Since shifting is now computer-controlled, variations in coding can change it.  For example, on the 01M transmission in the 1998 Passat you can code the TCM with the Dynamic Shift Point (DSP) active or inactive by changing the fourth number in the coding string. If you enter “0,” DSP will be active. This means the control unit will learn how the car is being driven and change shift points to match the driving style. If the driver accelerates rapidly, the TCM will call for later shifts for better acceleration. If the DSP is inactive (coding number “1”), the TCM will shift at fixed points by vehicle speed. You can also code the TCM into an economy or sport mode by changing the fifth digit in the string. If you put in a “1” as the fifth digit, you will command economy mode, in which the TCM will shift earlier with relatively lower engine rpm for better fuel economy. If you put in the number “2” as the fifth digit, you will command sport mode, in which the TCM will shift at higher rpm for more power. If you have selected to have DSP active, you will not be able to choose either of these modes and you will need to enter the fifth digit as “0”. So, a coding number of “00000” means DSP is active. If you code the TCM for economy, you will enter “00011.”. Sport mode can be selected by coding the control unit with the number “00012.” 

The TCM controls shift points by operating solenoids throughout acceleration and deceleration.
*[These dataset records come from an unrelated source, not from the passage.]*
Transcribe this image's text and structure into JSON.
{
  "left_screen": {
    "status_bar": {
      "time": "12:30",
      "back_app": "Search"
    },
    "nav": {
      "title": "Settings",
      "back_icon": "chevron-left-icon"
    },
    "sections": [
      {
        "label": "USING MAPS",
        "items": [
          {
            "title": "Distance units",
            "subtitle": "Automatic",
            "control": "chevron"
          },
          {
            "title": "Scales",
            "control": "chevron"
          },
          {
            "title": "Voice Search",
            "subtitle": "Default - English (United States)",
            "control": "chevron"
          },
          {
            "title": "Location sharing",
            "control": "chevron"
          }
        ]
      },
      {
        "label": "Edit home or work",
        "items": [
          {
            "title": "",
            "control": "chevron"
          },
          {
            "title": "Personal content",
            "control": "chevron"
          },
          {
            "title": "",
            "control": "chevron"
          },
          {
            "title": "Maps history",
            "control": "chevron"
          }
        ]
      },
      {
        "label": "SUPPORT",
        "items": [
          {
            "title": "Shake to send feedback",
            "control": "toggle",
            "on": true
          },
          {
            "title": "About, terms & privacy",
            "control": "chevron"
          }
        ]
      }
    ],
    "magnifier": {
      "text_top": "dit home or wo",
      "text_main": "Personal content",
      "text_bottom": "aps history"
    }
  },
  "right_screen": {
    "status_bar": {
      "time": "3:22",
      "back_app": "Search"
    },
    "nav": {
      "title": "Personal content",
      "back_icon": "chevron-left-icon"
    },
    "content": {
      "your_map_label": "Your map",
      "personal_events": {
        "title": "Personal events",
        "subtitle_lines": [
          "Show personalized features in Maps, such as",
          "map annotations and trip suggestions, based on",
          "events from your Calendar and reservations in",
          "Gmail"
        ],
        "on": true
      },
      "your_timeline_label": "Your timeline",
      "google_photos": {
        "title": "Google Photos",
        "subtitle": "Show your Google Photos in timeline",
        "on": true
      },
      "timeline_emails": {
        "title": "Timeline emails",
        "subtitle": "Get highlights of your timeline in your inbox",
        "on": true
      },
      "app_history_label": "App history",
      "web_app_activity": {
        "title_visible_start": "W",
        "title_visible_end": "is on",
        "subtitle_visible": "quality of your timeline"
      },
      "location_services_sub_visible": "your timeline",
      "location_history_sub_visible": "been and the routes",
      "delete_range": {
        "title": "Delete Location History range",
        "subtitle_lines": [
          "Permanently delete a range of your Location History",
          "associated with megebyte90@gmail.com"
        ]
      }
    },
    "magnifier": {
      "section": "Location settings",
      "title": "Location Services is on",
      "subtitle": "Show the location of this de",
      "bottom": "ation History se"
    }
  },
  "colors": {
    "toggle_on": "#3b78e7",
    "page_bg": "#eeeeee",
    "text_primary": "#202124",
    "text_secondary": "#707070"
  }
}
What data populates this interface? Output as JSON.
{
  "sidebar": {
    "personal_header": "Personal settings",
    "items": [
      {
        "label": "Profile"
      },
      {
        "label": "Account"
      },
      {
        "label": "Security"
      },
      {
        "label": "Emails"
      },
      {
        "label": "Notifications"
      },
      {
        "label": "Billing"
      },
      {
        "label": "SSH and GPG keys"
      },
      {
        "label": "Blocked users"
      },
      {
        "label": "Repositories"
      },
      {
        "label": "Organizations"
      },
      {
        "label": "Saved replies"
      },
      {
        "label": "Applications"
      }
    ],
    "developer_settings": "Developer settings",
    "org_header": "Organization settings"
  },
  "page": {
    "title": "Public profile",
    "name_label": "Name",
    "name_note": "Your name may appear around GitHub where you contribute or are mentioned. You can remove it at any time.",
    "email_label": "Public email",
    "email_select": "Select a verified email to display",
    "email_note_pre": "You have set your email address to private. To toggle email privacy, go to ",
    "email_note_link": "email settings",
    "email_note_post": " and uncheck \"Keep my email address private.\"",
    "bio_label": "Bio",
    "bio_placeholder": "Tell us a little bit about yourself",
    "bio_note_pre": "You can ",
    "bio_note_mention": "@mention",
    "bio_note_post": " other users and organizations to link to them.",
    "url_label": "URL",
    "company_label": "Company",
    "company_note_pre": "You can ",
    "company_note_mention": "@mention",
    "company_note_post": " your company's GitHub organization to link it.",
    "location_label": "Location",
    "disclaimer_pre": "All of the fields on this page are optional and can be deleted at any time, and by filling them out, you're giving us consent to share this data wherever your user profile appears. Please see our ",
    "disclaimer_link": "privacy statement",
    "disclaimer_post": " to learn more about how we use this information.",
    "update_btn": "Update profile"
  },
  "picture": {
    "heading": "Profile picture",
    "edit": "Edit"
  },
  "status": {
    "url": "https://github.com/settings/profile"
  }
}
These solenoids are divided into two categories:  shift solenoids and pressure-control solenoids. The former are simple on/off units that either open a passage in the valve body for fluid to flow, or close it. Different combinations will produce different gear positions. Pressure control solenoids are usually duty-cycle controlled and vary the amount of pressure applied to a clutch. This allows for smoother shifts that are less noticeable to the driver. With a paid subscription to, you can access clutch and brake apply charts. These let you know which solenoids have an effect on the shift point you may be having a problem with. You can also use solenoid apply charts to let you know which solenoids are being activated and which are not. You can evaluate all of this data with your VAS 5052. In data, you can look at the amperage control of the output solenoids, which are normally open. Therefore, a lower current reading means the solenoids are open, and a higher amperage reading means the solenoids are being commanded closed. 

Solenoid Control

The TCM supplies the power and ground control of the shift- and pressure-control solenoids. If any of these or the wiring were to fail, the transmission would default to a single gear, usually third.  This allows continued driving to a shop for repair. While on your road test, check the engine rpm to verify that the transmission is shifting. If it isn’t, you should have DTCs indicating why the TCM is in “limp-home” mode. For instance, if you pull a code 17086 on a 01V transmission  (TCM electrical malfunction, or defective control unit) the problem may not be in the control unit. Evaluate measuring block 003 in the TCM and look at field #4. This PID represents the voltage supply to the solenoids. You should read battery voltage in gear with the engine running. If you do not, you need to access the TCM under the passenger side floor carpeting and check terminals 52 and 53 for battery voltage. One terminal is the supply voltage for the shift solenoids, and the other wire brings the supply voltage to the pressure control solenoids. The TCM monitors the supply voltage coming back from each solenoid to determine if there is a wiring harness problem.

Having a basic understanding of how Volkswagen automatic transmissions work will help in addressing your customers’ concerns. The process starts by properly identifying the model you are working on, followed by checking basics like fluid level. Finally, check for any DTCs and evaluate scan data pertinent to the problem. Back up your evaluation with visual examination and electrical testing of the circuits in question, and you should come to the quick and accurate diagnosis that your customers expect from you. With the help and support of your Volkswagen parts supplier, you should be able to provide a complete repair the first time.